AlphaEvolve evaluated 16,000 candidates from Gemini in order to find the best solution. However, this is still more efficient than AlphaTensor. AlphaTensor also worked only when a matrix contained 0s and 1. AlphaEvolve can solve the problem for other numbers as well.
Moosbauer says that the result of matrix multiplication was impressive. This new algorithm could speed up computations.
Manuel Kauers is a mathematician from Johannes Kepler University, Linz, Austria. He agrees that the improvements for matrices are likely to be of practical relevance.
By chance, Kauers and his colleague used a different computing technique to find the speedups AlphaEvolve found. The two published a paper last week reporting their results.
Kauers says, “It’s great to see we are making progress with our understanding of matrix multiplication.” Matrix Multiplication was only one of the breakthroughs.
Real world problems
Matrix Multiplication is just one of many. Google DeepMind has tested AlphaEvolve with more than 50 well-known math problems, including Fourier analysis (the math that underlies data compression, which is essential for applications such as video streaming), minimum overlap (an open number theory problem proposed by mathematician Paul Erdos back in 1955), and the kissing numbers problem (a problem introduced in materials science, chemical chemistry, and encryption by Isaac Newton). AlphaEvolve found better solutions for 20% of problems and matched existing solutions in 75%.
Google DeepMind applied AlphaEvolve on a few real-world problems. The tool not only found a better algorithm for managing computing resources across data centres, but also found a way of reducing the power consumption on Google’s specialized chips.

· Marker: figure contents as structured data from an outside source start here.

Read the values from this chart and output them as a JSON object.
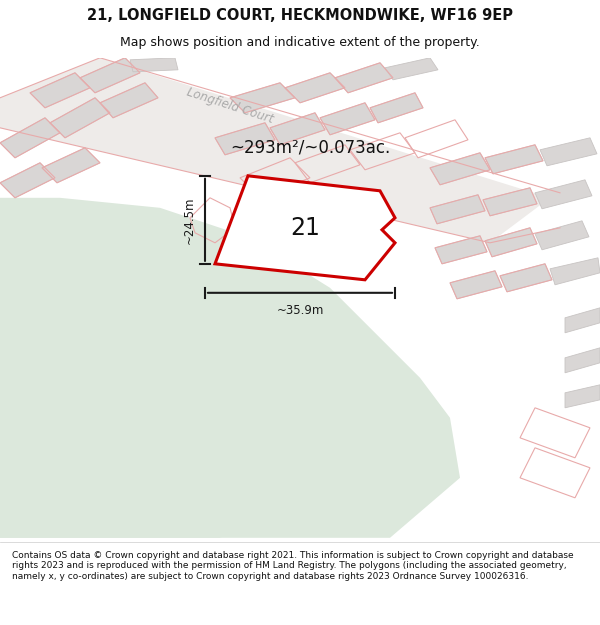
{
  "title": "21, LONGFIELD COURT, HECKMONDWIKE, WF16 9EP",
  "subtitle": "Map shows position and indicative extent of the property.",
  "footer": "Contains OS data © Crown copyright and database right 2021. This information is subject to Crown copyright and database rights 2023 and is reproduced with the permission of HM Land Registry. The polygons (including the associated geometry, namely x, y co-ordinates) are subject to Crown copyright and database rights 2023 Ordnance Survey 100026316.",
  "area_label": "~293m²/~0.073ac.",
  "plot_number": "21",
  "dim_width": "~35.9m",
  "dim_height": "~24.5m",
  "street_label": "Longfield Court",
  "map_bg": "#f5f3f2",
  "green_color": "#dce8dc",
  "building_fill": "#d9d6d5",
  "building_edge": "#c8c4c3",
  "road_fill": "#eeebe9",
  "plot_fill": "#ffffff",
  "plot_edge": "#cc0000",
  "pink_edge": "#e8aaaa",
  "dim_color": "#1a1a1a",
  "street_color": "#aaaaaa",
  "title_color": "#111111",
  "footer_color": "#111111",
  "figsize": [
    6.0,
    6.25
  ],
  "dpi": 100,
  "title_fontsize": 10.5,
  "subtitle_fontsize": 9,
  "footer_fontsize": 6.5
}
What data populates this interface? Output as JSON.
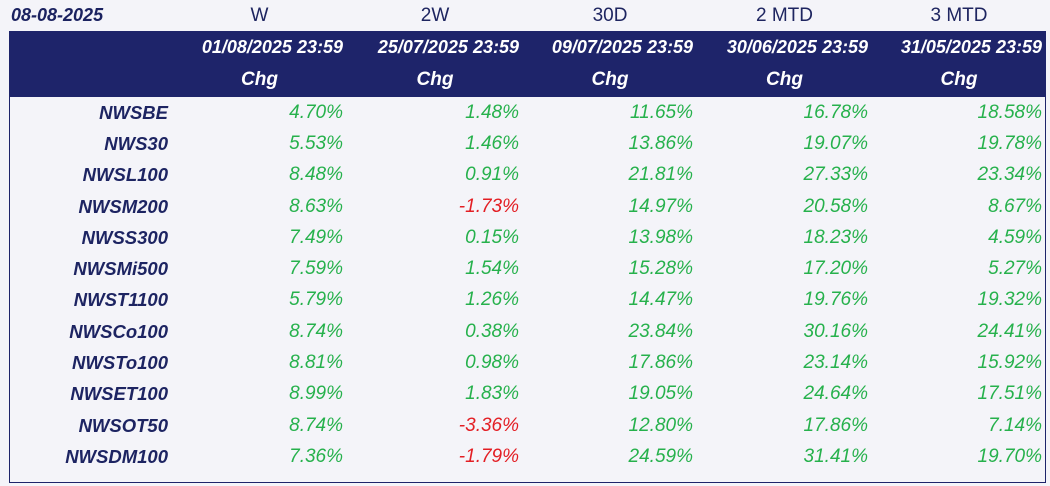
{
  "report_date": "08-08-2025",
  "periods": [
    {
      "label": "W",
      "date": "01/08/2025 23:59",
      "chg": "Chg"
    },
    {
      "label": "2W",
      "date": "25/07/2025 23:59",
      "chg": "Chg"
    },
    {
      "label": "30D",
      "date": "09/07/2025 23:59",
      "chg": "Chg"
    },
    {
      "label": "2 MTD",
      "date": "30/06/2025 23:59",
      "chg": "Chg"
    },
    {
      "label": "3 MTD",
      "date": "31/05/2025 23:59",
      "chg": "Chg"
    }
  ],
  "colors": {
    "header_bg": "#1e246a",
    "positive": "#26b14c",
    "negative": "#e31e24",
    "index_name": "#1d2462"
  },
  "rows": [
    {
      "name": "NWSBE",
      "values": [
        "4.70%",
        "1.48%",
        "11.65%",
        "16.78%",
        "18.58%"
      ]
    },
    {
      "name": "NWS30",
      "values": [
        "5.53%",
        "1.46%",
        "13.86%",
        "19.07%",
        "19.78%"
      ]
    },
    {
      "name": "NWSL100",
      "values": [
        "8.48%",
        "0.91%",
        "21.81%",
        "27.33%",
        "23.34%"
      ]
    },
    {
      "name": "NWSM200",
      "values": [
        "8.63%",
        "-1.73%",
        "14.97%",
        "20.58%",
        "8.67%"
      ]
    },
    {
      "name": "NWSS300",
      "values": [
        "7.49%",
        "0.15%",
        "13.98%",
        "18.23%",
        "4.59%"
      ]
    },
    {
      "name": "NWSMi500",
      "values": [
        "7.59%",
        "1.54%",
        "15.28%",
        "17.20%",
        "5.27%"
      ]
    },
    {
      "name": "NWST1100",
      "values": [
        "5.79%",
        "1.26%",
        "14.47%",
        "19.76%",
        "19.32%"
      ]
    },
    {
      "name": "NWSCo100",
      "values": [
        "8.74%",
        "0.38%",
        "23.84%",
        "30.16%",
        "24.41%"
      ]
    },
    {
      "name": "NWSTo100",
      "values": [
        "8.81%",
        "0.98%",
        "17.86%",
        "23.14%",
        "15.92%"
      ]
    },
    {
      "name": "NWSET100",
      "values": [
        "8.99%",
        "1.83%",
        "19.05%",
        "24.64%",
        "17.51%"
      ]
    },
    {
      "name": "NWSOT50",
      "values": [
        "8.74%",
        "-3.36%",
        "12.80%",
        "17.86%",
        "7.14%"
      ]
    },
    {
      "name": "NWSDM100",
      "values": [
        "7.36%",
        "-1.79%",
        "24.59%",
        "31.41%",
        "19.70%"
      ]
    }
  ]
}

AlphaEvolve found a way of speeding up the training of Gemini by creating a more efficient algorithm to manage a certain type computation used in training.

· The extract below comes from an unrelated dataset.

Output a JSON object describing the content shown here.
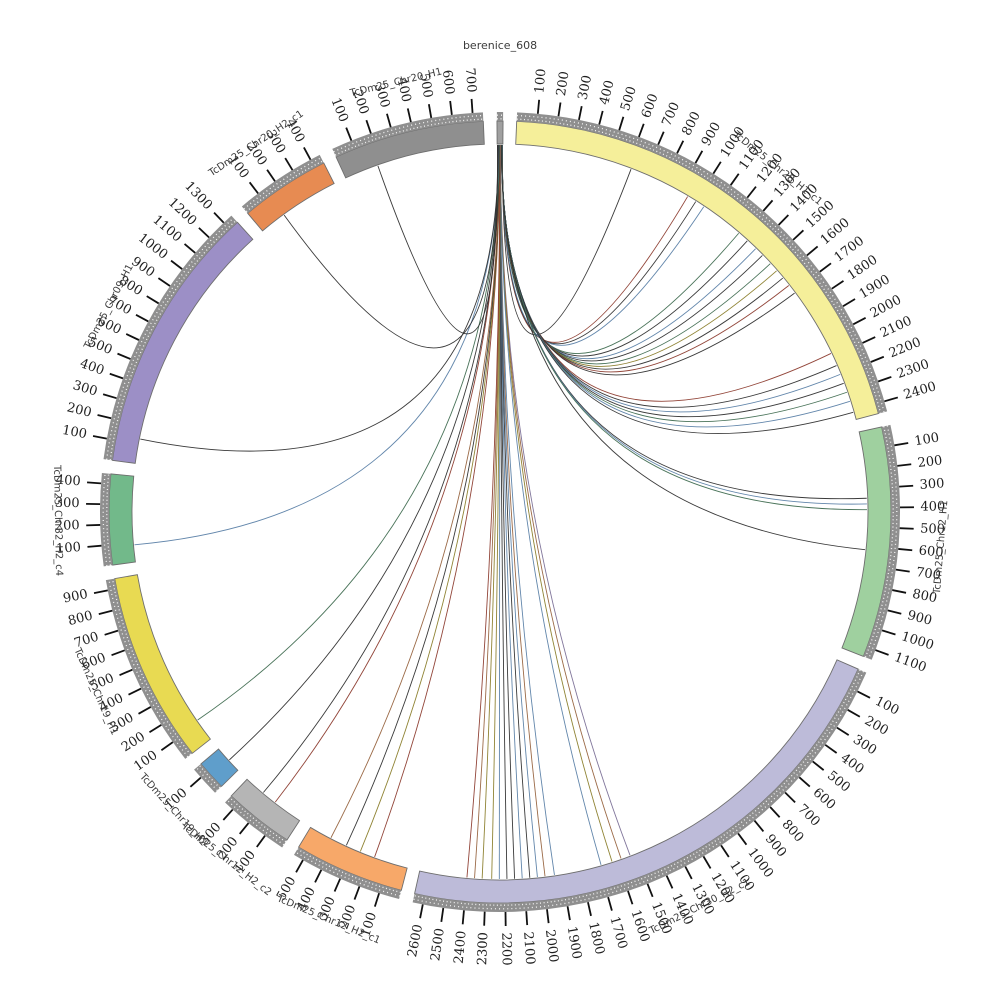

Google DeepMind intends to continue exploring the potential applications of their tool. AlphaEvolve is not able to solve problems that require a human to score the solutions, such as laboratory experiments that are subjective.
Moosbauer points out that AlphaEvolve, while it may produce impressive results for a variety of problems, provides little insight into the process by which it arrived at these solutions. This is a disadvantage when it comes time to advance human understanding.
Despite this, tools such as AlphaEvolve will change the way researchers conduct their work. Kohli: “I don’t believe we are finished.” “There’s much more we can do in terms of the power of this type of approach.”